Splitting that battery "pack" in half means that you have two batteries each of N/2 size. So each pack can take X*N/2 maximum charging current, which means your total charging current for two packs is 2*X*N/2, or X*N. You've changed nothing by doubling the number of charging ports or chargers.
If splitting the packs in half and doubling the number of charging ports would increase recharge rate, why would Elon Musk not have done it at this point?
BTW if you hook up a Volt to a 250 kW Tesla v3 Supercharger, it won't fill at 250 kW, because the battery can't accept that much current.
If I have one 10 L bucket and one hose to fill it with water, it will fill at half the rate of two 5 L buckets and two hoses.
I get 10 L twice as fast with two hoses.
The problem is that you're ONLY looking at this from the flow rate of the source. You're not looking at it from the rate at which the battery can accept charge, which is the limiting factor.

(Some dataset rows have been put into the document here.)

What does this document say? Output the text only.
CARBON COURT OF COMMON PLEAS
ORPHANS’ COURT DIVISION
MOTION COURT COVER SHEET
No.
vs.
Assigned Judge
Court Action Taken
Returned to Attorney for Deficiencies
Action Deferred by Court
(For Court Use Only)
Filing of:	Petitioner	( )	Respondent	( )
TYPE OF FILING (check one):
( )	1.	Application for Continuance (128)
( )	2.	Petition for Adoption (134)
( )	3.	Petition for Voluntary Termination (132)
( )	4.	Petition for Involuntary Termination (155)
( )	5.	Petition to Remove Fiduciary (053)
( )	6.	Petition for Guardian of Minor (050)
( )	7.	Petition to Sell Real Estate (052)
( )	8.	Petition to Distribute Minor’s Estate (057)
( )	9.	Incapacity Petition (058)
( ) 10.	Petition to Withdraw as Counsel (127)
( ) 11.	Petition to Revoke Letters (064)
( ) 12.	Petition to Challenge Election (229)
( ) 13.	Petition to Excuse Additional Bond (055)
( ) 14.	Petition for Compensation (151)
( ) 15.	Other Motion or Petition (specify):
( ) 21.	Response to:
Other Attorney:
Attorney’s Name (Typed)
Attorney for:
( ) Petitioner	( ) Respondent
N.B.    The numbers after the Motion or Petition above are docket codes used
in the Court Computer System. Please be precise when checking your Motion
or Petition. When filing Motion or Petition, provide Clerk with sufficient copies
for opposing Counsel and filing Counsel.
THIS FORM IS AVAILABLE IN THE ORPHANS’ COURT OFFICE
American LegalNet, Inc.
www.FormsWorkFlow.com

If the hose output is the same, then you'll fill one 10L bucket twice as fast with two hoses as you will with one. Along the same lines, if you have two 5L buckets, you'll fill them with 2 hoses AT THE SAME RATE as you will fill one 10L bucket with two hoses. It doesn't matter whether it's one 10L bucket or two 5L buckets if the hose flow rate is the key.
What I'm saying is that with batteries, it is NOT the hose flow rate that is the limiting factor--it is the battery cell maximum charging current.